I wanted to hear more about the visit with your old friend. There was a big build up, but then you just said it was fine. So maybe it was insignificant.
And do we get to find out what's going on with Rod's sister and the mysterious boyfriend?
OK.. you had me going, because I really thought she would make the dinner. Thanks for sharing your wonderful story.
-Buffi
My Wonderfully Dysfunctional Blog
Angelia, Mum will never go into assisted living, even though it would probably be the best place for her at this point. I don't believe she has more than two months.
Sae, it was a break for me. She is the kind of friend that when we get together, it is like we were never apart--the conversation seems to take up where we left off.
Buffi, I really want to read your books!!!!!
Judie, Thank you for sharing the trauma and drama of the end of life struggles. Through sharing the pain helps relieve stress and later the grieving process.
It took 10 years for me to deal with the pain associated with a sister who died at 29. There have been many friends, relatives, and parents who have now followed Carol. We have a mother in law traveling the same path of no return as Mum is walking.
Your posts will become more and more valuable to you in the days and months ahead. Please continue to write your thoughts into your blog or a journal.

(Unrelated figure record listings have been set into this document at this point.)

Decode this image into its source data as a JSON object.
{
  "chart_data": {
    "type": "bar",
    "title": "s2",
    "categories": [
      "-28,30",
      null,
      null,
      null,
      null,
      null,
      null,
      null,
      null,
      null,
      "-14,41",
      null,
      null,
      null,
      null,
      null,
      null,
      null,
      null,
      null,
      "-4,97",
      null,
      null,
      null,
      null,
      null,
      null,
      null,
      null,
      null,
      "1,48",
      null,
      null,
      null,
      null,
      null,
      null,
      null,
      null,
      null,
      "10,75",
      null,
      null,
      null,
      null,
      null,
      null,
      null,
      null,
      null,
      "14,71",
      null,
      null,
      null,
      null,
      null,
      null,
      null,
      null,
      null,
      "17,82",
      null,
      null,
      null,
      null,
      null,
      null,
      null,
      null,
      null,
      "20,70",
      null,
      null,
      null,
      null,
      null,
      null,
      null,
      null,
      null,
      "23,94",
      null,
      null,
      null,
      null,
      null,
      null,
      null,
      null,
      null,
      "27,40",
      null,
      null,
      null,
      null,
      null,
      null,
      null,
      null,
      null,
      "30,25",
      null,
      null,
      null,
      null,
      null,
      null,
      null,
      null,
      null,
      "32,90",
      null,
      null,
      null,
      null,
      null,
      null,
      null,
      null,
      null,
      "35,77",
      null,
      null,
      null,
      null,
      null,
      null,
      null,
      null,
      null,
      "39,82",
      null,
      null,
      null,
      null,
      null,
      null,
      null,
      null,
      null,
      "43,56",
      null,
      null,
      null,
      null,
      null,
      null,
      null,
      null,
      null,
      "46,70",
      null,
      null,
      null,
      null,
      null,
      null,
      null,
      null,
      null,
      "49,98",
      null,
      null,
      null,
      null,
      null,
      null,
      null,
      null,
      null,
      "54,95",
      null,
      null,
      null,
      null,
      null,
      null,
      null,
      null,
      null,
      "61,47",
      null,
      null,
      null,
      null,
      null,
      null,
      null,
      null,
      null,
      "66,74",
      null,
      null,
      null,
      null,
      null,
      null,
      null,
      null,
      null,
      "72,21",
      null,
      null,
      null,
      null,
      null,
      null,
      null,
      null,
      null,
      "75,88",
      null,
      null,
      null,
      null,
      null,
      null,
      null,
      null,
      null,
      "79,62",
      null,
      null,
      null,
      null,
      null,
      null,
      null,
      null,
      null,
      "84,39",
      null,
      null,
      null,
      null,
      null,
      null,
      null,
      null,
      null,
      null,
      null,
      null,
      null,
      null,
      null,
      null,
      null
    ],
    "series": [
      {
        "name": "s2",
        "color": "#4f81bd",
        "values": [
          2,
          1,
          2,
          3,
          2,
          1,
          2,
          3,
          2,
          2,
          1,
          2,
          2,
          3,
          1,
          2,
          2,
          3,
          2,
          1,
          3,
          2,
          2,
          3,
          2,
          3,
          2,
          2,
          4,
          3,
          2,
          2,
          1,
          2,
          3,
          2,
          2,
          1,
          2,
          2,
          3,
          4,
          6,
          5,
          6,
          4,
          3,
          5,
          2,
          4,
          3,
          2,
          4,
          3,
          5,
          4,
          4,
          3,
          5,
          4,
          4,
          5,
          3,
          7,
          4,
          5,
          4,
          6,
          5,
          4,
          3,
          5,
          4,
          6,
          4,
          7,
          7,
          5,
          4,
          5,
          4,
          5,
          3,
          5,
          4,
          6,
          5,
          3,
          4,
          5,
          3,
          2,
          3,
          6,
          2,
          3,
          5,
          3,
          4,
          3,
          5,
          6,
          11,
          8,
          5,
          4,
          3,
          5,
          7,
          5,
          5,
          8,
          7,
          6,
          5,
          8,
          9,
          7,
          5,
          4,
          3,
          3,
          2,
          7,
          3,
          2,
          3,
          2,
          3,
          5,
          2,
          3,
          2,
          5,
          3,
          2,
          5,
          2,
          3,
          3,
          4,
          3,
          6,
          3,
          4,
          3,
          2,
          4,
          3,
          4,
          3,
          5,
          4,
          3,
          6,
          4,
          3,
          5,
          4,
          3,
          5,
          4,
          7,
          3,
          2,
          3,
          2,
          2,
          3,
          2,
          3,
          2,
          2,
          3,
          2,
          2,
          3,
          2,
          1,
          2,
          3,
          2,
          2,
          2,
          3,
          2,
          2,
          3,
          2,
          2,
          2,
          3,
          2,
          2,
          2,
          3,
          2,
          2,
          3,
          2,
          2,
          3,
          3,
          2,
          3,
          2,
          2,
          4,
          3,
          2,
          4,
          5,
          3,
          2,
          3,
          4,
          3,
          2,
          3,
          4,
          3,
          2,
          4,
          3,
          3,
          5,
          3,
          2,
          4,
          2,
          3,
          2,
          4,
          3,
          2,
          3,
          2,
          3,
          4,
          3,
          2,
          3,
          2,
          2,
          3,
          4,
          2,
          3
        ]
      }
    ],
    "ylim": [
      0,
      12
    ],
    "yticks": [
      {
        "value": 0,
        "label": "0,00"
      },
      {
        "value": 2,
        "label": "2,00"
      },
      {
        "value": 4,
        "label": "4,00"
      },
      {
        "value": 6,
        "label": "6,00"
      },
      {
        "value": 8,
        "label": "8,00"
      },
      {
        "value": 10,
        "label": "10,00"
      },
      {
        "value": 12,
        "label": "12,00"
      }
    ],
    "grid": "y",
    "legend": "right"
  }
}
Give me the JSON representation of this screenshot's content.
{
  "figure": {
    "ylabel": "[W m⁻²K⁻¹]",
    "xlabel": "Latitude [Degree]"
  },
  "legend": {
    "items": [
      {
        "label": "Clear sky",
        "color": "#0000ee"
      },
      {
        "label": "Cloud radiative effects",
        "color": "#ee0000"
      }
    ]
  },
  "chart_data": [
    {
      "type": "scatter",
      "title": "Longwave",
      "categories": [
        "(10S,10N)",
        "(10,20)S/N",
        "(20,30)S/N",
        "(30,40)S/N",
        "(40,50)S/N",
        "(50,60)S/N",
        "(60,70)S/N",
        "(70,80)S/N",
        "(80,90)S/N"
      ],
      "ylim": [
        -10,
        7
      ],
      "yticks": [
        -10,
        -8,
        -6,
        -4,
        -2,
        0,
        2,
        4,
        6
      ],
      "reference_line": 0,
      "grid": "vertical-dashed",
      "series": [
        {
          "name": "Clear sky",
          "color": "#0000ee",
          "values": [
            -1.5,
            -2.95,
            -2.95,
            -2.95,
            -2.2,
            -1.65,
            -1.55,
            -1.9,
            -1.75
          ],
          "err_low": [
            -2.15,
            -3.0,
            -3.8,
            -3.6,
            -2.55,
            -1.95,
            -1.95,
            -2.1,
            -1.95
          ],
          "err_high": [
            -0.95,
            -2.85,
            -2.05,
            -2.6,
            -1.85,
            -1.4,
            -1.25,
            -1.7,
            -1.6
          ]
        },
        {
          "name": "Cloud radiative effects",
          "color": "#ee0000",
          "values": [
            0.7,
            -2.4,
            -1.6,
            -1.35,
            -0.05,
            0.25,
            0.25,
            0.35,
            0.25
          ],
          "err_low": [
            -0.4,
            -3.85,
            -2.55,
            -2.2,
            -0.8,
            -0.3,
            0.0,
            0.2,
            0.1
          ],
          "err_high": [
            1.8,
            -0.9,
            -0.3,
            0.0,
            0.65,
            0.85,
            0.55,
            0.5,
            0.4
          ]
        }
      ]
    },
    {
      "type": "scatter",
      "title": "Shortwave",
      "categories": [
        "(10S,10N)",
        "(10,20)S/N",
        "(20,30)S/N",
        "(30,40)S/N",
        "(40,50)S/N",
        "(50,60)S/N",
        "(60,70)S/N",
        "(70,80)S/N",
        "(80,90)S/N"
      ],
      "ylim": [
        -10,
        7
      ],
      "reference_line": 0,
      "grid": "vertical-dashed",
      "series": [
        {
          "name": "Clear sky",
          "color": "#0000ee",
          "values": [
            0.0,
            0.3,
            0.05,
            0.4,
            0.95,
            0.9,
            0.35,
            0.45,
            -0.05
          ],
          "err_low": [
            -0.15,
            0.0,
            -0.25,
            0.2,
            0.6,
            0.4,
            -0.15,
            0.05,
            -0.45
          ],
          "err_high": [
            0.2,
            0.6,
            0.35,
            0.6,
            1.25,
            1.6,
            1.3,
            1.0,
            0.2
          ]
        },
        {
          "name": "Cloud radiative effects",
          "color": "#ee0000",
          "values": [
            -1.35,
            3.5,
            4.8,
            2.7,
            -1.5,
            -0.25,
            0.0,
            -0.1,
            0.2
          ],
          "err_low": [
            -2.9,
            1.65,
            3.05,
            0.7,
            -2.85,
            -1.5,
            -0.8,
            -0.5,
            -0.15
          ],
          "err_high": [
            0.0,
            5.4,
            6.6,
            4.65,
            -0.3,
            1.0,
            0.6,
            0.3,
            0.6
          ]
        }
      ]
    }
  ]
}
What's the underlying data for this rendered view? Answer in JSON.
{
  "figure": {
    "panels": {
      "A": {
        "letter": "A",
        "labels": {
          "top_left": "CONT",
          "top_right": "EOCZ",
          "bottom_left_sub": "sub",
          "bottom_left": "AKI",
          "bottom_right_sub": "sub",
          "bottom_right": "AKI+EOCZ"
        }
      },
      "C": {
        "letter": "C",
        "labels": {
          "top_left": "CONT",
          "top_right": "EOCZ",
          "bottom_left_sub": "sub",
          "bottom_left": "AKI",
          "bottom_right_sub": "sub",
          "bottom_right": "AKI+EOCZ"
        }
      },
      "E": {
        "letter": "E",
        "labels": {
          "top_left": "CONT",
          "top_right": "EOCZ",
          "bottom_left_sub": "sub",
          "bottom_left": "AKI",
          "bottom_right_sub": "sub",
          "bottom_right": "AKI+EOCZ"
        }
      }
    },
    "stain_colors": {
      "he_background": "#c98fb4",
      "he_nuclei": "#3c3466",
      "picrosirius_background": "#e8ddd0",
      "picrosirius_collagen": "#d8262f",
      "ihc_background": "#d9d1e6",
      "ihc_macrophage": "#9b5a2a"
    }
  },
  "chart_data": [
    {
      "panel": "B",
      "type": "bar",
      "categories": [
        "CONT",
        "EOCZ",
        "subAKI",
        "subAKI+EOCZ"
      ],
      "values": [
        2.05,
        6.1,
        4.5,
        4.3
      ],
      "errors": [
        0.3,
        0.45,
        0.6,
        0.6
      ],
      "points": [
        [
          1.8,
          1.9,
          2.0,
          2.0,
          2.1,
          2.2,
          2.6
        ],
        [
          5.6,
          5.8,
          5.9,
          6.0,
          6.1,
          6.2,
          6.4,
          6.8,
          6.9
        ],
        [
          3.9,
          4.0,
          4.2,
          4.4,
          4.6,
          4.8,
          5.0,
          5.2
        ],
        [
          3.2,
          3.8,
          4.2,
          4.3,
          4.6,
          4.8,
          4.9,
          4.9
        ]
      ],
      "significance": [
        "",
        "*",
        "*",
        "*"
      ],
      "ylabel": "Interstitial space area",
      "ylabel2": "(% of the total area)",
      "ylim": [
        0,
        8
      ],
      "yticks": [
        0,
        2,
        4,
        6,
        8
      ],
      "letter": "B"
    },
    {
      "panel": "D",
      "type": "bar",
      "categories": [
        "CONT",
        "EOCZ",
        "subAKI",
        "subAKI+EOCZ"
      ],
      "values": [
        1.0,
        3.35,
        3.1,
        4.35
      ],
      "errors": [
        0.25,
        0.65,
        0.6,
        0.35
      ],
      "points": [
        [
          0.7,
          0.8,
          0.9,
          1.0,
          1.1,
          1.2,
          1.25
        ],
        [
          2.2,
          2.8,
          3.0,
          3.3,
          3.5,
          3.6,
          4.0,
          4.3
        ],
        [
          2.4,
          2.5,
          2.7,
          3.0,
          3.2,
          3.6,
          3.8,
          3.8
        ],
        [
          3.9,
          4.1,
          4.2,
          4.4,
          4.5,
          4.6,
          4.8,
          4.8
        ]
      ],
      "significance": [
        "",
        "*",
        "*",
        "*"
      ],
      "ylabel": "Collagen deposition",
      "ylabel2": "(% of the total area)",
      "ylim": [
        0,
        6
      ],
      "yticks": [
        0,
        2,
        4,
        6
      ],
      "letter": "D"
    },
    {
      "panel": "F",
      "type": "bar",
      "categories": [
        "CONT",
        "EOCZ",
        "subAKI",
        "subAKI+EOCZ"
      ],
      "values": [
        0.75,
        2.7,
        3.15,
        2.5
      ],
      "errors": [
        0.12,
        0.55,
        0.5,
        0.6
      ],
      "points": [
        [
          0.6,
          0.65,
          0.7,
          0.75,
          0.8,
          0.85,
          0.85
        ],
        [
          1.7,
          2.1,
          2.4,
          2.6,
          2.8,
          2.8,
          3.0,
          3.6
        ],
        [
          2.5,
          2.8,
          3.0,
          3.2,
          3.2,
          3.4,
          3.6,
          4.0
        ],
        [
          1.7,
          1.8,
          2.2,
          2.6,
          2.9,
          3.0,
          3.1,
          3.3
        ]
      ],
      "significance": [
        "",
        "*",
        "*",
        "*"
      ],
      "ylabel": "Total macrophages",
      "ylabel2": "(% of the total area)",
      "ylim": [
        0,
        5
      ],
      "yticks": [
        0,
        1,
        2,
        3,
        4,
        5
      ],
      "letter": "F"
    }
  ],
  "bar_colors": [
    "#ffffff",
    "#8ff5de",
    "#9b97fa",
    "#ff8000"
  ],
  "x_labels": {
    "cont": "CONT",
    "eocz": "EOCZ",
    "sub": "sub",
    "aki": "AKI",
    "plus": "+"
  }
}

Blessings to you and yours.
Frank, thank you for your kind words of encouragement. This continues to be very difficult, because Mum has been the kind of mother that every child deserves. I learned from experience that not all mothers are like that. Her passing will be particularly difficult for me, because she took me into her heart and made me her daughter, not just a daughter-in-law.
The family dynamics when a parent is dying can add so much stress to an already stressful situation. It's good Rod and you are there to lend your support and a sense of stability. One thing I want to say, Judie, is that you have an amazing facility for connecting with people and inviting them into your life. From your very first comments on my blog I felt as if I had always known you and that we were friends.
Marty, when I first started my blog, there was so much to see and experience on the internet. I went to many sites, but found my center in a treasured few. Those people have become very special to me, the only ones whose connection with me is very dear and very important. It has been such a pleasant surprise, and most definitely a comfort. I have only scratched the surface with my latest posts. There is much more I need to say, but you'll have to bear with me, because I am scared. I need to get this out, though.